The NBA Finals are nip and tuck, with the Bucks now headed home with a chance to clinch the franchise’s first title in 50 years after winning a pivotal Game 5 in Phoenix to take a (3-2) series lead.

It’s only right that we here at the Shadow League join in the legacy talk that will become a point of emphasis.

Especially if Giannis closes out the deal tonight.

With Giannis Antetokounmpo this title would further solidify his already glorious resume which boasts two NBA MVPs and a DPOY award, not to mention many other numerous accolades and accomplishments.

 

 

And although folks may not wanna admit it he’d be able to sit at the table with other all-time great power forwards.

If he were to lose, he’s still done enough to be a first-ballot Hall of Famer and mentioned amongst the greats. However, just ask legends like Karl Malone, Charles Barkley and Patrick Ewing how much winning a title puts you in a different stratosphere. He’s only one win from accomplishing that goal.

Chris Paul has accomplished everything you can as a point guard, short of winning a title and MVP. He’s probably the best passing point guard of his generation and his basketball IQ is only rivaled by probably LeBron. The title chase has neglected him a few times, once with the Clippers and once with the Rockets. His legacy is already intact but a title would silence all the critics who say he’s incapable of winning the big games.

If Paul were to come up short it just allows those naysayers who speak ill of him to only get louder. But either way, he’s a definite first-ballot Hall of Famer.

He’s closing in on 40, so this is probably his best shot.

For Devin Booker the young Uber talented player for the Suns, winning a title would continue to expedite his meteoric rise into the upper-echelon of NBA players and shooting guards.

Only 24, he’s not even in his prime yet, so he has time. Something tells me we’ll see him in this position again during his career. Losing it will sting, but as I stated, he still has plenty of time at 24.

 

 

Monty Williams has been through it all and to be here, after losing his wife and then stepping away from coaching, is amazing in itself. Born and raised in Prince George’s County MD, he’d join Kevin Durant as a hometown hero who brought a title back to the basketball-heavy DMV area.

The icing on the cake is his leading a team that had the worst record in the league just two years ago to a championship.
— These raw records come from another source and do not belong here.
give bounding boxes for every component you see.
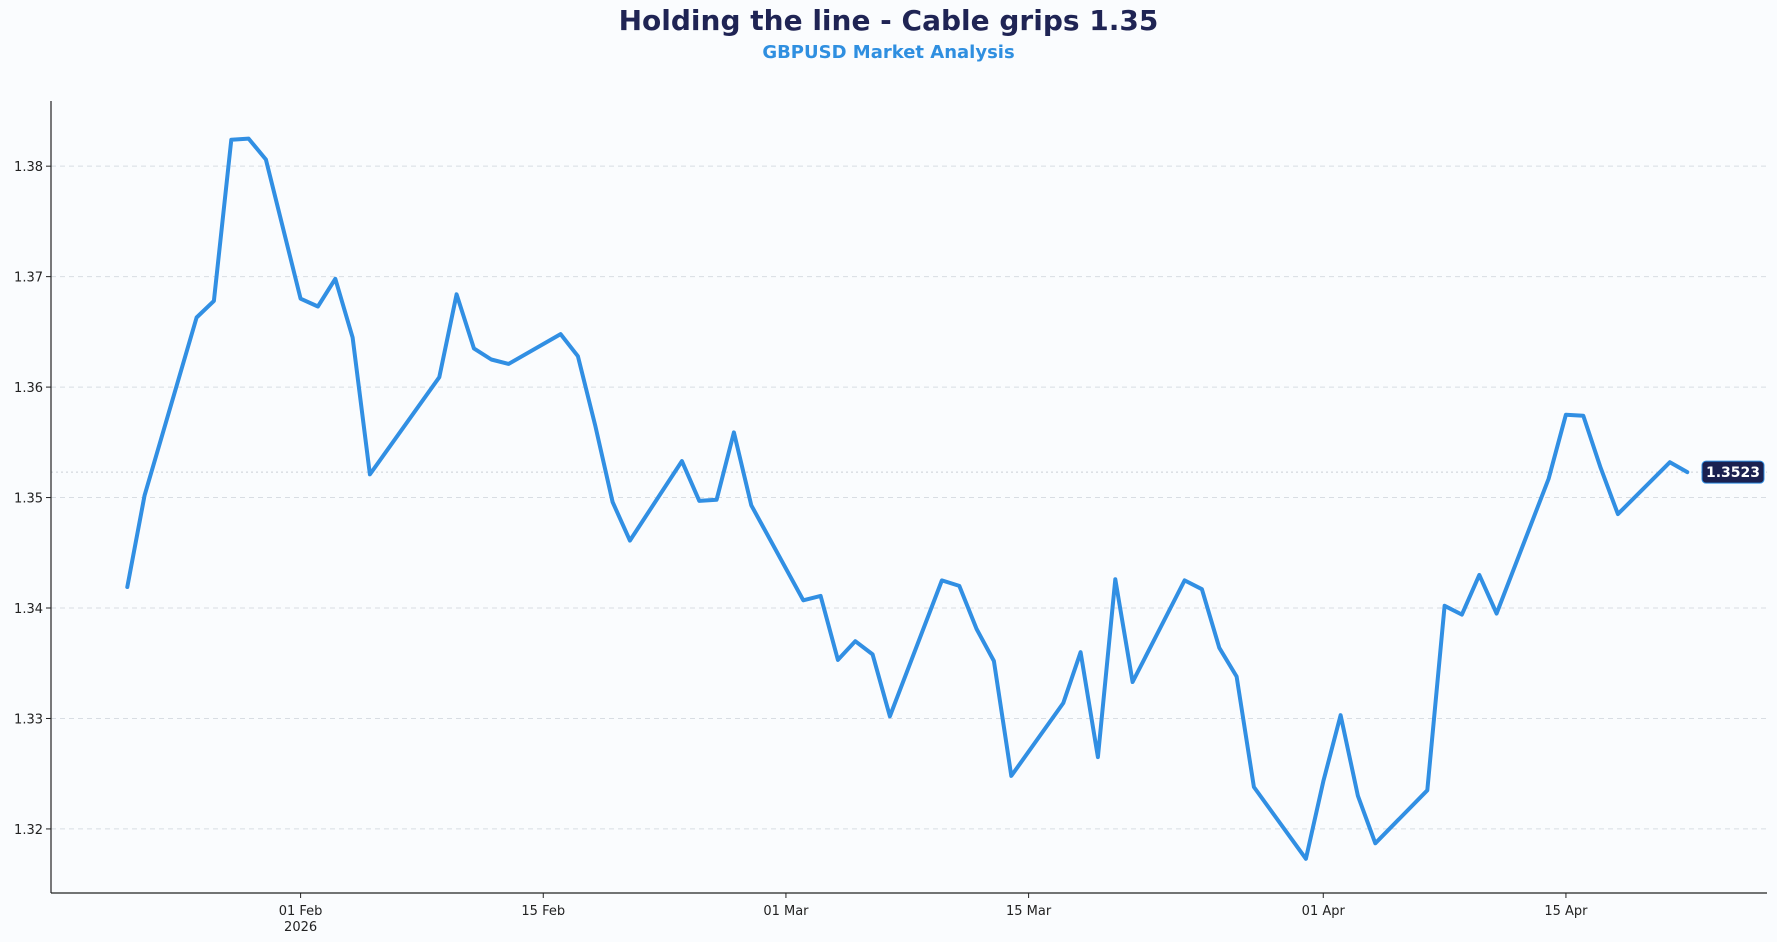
x-tick-label: 01 Mar <box>763 904 809 919</box>
last-value-label: 1.3523 <box>1706 465 1760 481</box>
y-tick-label: 1.37 <box>14 271 43 286</box>
y-tick-label: 1.38 <box>14 160 43 175</box>
x-tick-label: 15 Mar <box>1006 904 1052 919</box>
chart-subtitle: GBPUSD Market Analysis <box>762 42 1015 63</box>
last-value-badge: 1.3523 <box>1701 460 1765 484</box>
x-tick-label: 01 Apr <box>1302 904 1346 919</box>
x-tick-label: 15 Feb <box>521 904 565 919</box>
chart-title: Holding the line - Cable grips 1.35 <box>618 4 1159 37</box>
y-tick-label: 1.36 <box>14 381 43 396</box>
x-tick-year-label: 2026 <box>284 920 317 935</box>
gridlines <box>51 165 1767 830</box>
x-tick-label: 01 Feb <box>279 904 323 919</box>
axes <box>50 101 1767 894</box>
y-tick-labels: 1.32 1.33 1.34 1.35 1.36 1.37 1.38 <box>14 160 51 838</box>
series-layer <box>125 136 1690 861</box>
y-tick-label: 1.32 <box>14 823 43 838</box>
x-tick-label: 15 Apr <box>1544 904 1588 919</box>
y-tick-label: 1.35 <box>14 492 43 507</box>
y-tick-label: 1.33 <box>14 712 43 727</box>
series-line-gbpusd <box>125 136 1690 861</box>
y-tick-label: 1.34 <box>14 602 43 617</box>
last-value-badge-bg <box>1701 460 1765 484</box>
He’d also be only the seventh Black coach to win an NBA title joining Bill Russell, Al Attles, Lenny Wilkins, KC Jones, Doc Rivers, and Tyronn Lue.

 

 

If Williams falters he can still hold his head high and he’s a good enough coach and leader to have this team back here in the near future. He’s also relatively young so I like his chances of eventually getting it done.

Bucks coach Mike Budenholzer has long caught the ire of many basketball analysts for his lack of adjustments when things don’t go as planned.

 

 

A Gregg Popovich coaching tree disciple, he’s won a ton of games at stops in Atlanta and now Milwaukee. He’s now one win away from pretty much silencing all the naysayers and joining that elusive championship-winning coaches fraternity. Once there what folks say will matter even less than it does now.

Coming up short will be tough for Bud, and he won’t hear the last of it from all the media outlets who bash him daily. But I get the feeling it won’t phase him at all.